Uno de ellos es la novedad. Casi todas las informaciones falsas mostraban más datos que se veían como "innovadores" y "novedosos" que las notas verdaderas.

"La novedad atrae la atención, contribuye a la toma de decisiones y esto alienta a que la información se comparta, aunque no comprobemos si se trata de algo falso o no", indicó Vosoughi.

Asimismo, la investigación halló que las noticias falsas inspiraban respuestas que expresaban mayor sorpresa, disgusto y asombro. Mientras tanto, las informaciones verdaderas generaban respuestas que denotaban tristeza y confianza.

Esfuerzo de 'La Nación'

Con la idea de contrarrestar este fenómeno, que también se vive en el país, La Nación lanzó su sección #NoComaCuento, para hacer ver cuáles son las noticias falsas que surgen durante la campaña electoral y desmentirlas.

Dentro de este concepto, se han desmentido informaciones que han circulado en las diferentes redes sociales. Por ejemplo, el decir que el Sistema Nacional de Radio y Televisión (Sinart) les había prohibido a sus cocineras escuchar emisoras de radio de corte cristiano.

También se evidenció como falsa una supuesta nueva lista de los costarricenses más acaudalados que estuvo circulando a través de Facebook y numerosos grupos de Whatsapp.

Otra de las falsas informaciones desmentidas fue el de una fotografía que se utilizaba para decir que el Partido Acción Ciudadana (PAC) ofrecía diarios a cambio de votos. Durante la investigación se comprobó que esta foto ni siquiera había sido tomada en Costa Rica y correspondía a una actividad en México.

¿Cómo detectar fake news?

¿Cómo saber si una noticia es falsa o no?
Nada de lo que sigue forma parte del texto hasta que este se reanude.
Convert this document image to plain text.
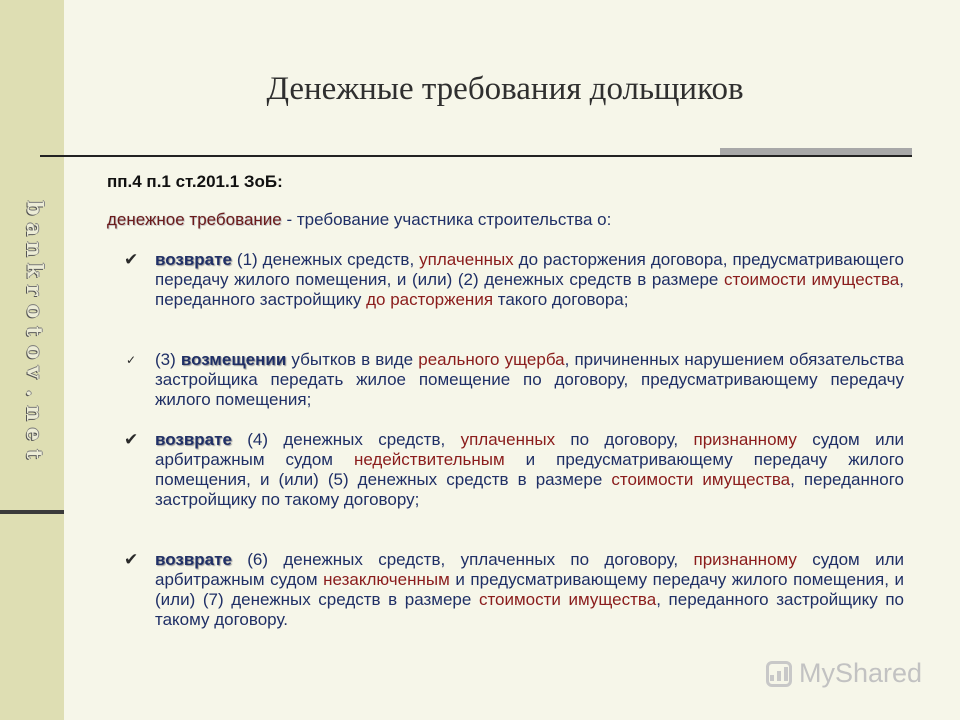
b
a
n
k
r
o
t
o
v
.
n
e
t
Денежные требования дольщиков
пп.4 п.1 ст.201.1 ЗоБ:
денежное требование - требование участника строительства о:
✔ возврате (1) денежных средств, уплаченных до расторжения договора, предусматривающего передачу жилого помещения, и (или) (2) денежных средств в размере стоимости имущества, переданного застройщику до расторжения такого договора;
✓ (3) возмещении убытков в виде реального ущерба, причиненных нарушением обязательства застройщика передать жилое помещение по договору, предусматривающему передачу жилого помещения;
✔ возврате (4) денежных средств, уплаченных по договору, признанному судом или арбитражным судом недействительным и предусматривающему передачу жилого помещения, и (или) (5) денежных средств в размере стоимости имущества, переданного застройщику по такому договору;
✔ возврате (6) денежных средств, уплаченных по договору, признанному судом или арбитражным судом незаключенным и предусматривающему передачу жилого помещения, и (или) (7) денежных средств в размере стоимости имущества, переданного застройщику по такому договору.
MyShared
Los especialistas de los estudios consultados dan varias pautas.

  • Pregúntese y tenga claro si la fuente que compartió la información ¿es un medio noticioso? ¿un blog de muchos seguidores? ¿alguna página que tiene una tendencia política específica?
  • ¿Esa información está replicada en otros medios de información?
  • En el caso de información relacionada con política, ¿aparece en el perfil del candidato? ¿o más bien este la desmiente?
  • ¿Tiene datos que parecen demasiado buenos, malos o exagerados para ser ciertos?
  • ¿El balance es casi nulo y no presenta "el otro lado de la moneda"?

En una entrevista anterior, el psicólogo social, investigador y profesor en Comunicación Política, Carlos Brenes, dio otro consejo: no importa cuán afín a su posición o pensamiento sea esa información que lee en redes sociales, aplíquele la misma rigurosidad que le plantearía a las informaciones que están en desacuerdo con su postura.

"Tampoco se trata de caer en la paranoia y y decir que todo lo que vemos en Internet o redes sociales es malo, falso y dañino. Eso no es así. Simplemente no se deje llevar por las pasiones que puede generar una forma de pensar", concluyó.